This year’s National Addictions Awareness Week (NAAW) theme is “Change Begins with Me,” which aims to present Canadians with ways they can reassess the way we think about substance use disorders and people who use drugs. At Sandstone, we want to take this one step further by calling on Canadians to recognize the challenges associated with substance use, addiction and mental health as a community responsibility requiring community action.
Our campaign, titled “It’s Not Personal,” intends to inspire citizens, government, and private business to engage in the conversation and take small tangible actions with big impact to surround Canadians with support systems in every aspect of life.
“Addiction and mental health struggles are often viewed as a personal problem,.” says Ian Rabb of Sandstone treatment centre, part of the national Edgewood Health Network. “It’s a convenient narrative that absolves us from taking community ownership to address the addictions crisis we’re in. We can’t rely on someone else or solely our governments to provide all the answers – each and every one of us should be asking how we can help to build healthy communities.”

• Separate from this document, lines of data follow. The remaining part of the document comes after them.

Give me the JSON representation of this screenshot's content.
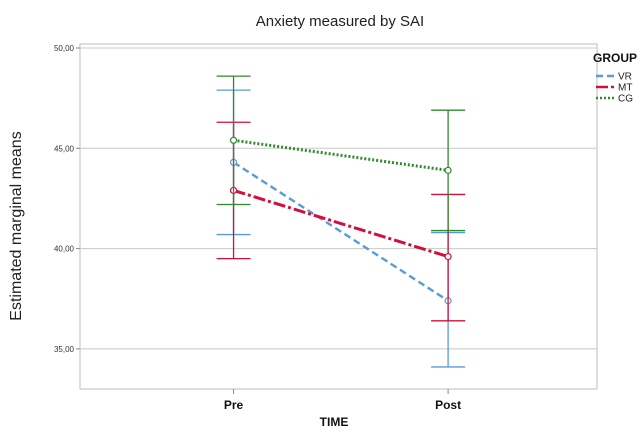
{
  "chart_data": {
    "type": "line",
    "title": "Anxiety measured by SAI",
    "xlabel": "TIME",
    "ylabel": "Estimated marginal means",
    "categories": [
      "Pre",
      "Post"
    ],
    "ylim": [
      33,
      50.2
    ],
    "yticks": [
      35,
      40,
      45,
      50
    ],
    "ytick_labels": [
      "35,00",
      "40,00",
      "45,00",
      "50,00"
    ],
    "grid": true,
    "legend": {
      "title": "GROUP",
      "placement": "right"
    },
    "series": [
      {
        "name": "VR",
        "values": [
          44.3,
          37.4
        ],
        "ci_low": [
          40.7,
          34.1
        ],
        "ci_high": [
          47.9,
          40.8
        ],
        "color": "#5b9bd5",
        "dash": "7,4",
        "width": 2.4
      },
      {
        "name": "MT",
        "values": [
          42.9,
          39.6
        ],
        "ci_low": [
          39.5,
          36.4
        ],
        "ci_high": [
          46.3,
          42.7
        ],
        "color": "#d0103a",
        "dash": "12,3,3,3",
        "width": 3
      },
      {
        "name": "CG",
        "values": [
          45.4,
          43.9
        ],
        "ci_low": [
          42.2,
          40.9
        ],
        "ci_high": [
          48.6,
          46.9
        ],
        "color": "#2e8b2e",
        "dash": "2,2",
        "width": 3
      }
    ]
  }
}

The “It’s Not Personal” social media awareness campaign provides Canadians with simple calls to action, from asking your employer about the mental health or addictions support provided through your company benefits program, to sharing community resources with people in your online and offline communities. It will also highlight positive stories of those who are in recovery and focused on improving their quality of life.
“Often the messaging and headlines around addiction focus on the worst case scenarios, the overdoses, and the gory details of people’s struggles,” explains Rabb. “This adds to the hopelessness of conquering this crisis, when in fact there are many positive stories of people who are living fulfilled lives in long term recovery. We want to get away from the stigmatizing imagery that is so often portrayed and show that recovery is achievable and should be accessible to everyone.”
“We also need to acknowledge that the majority of Canadians experiencing substance use disorder don’t fit the portrayal we see in mainstream media of a street-level junkie,” he adds. “They often have a home, a family, and a career. These patients suffer silently while the popular message is that they’re fine, because they don’t look like the picture we see on the news. This message is killing people and preventing them from seeking help. We hope this campaign helps more people to see the signs and know there are supports in place to help.”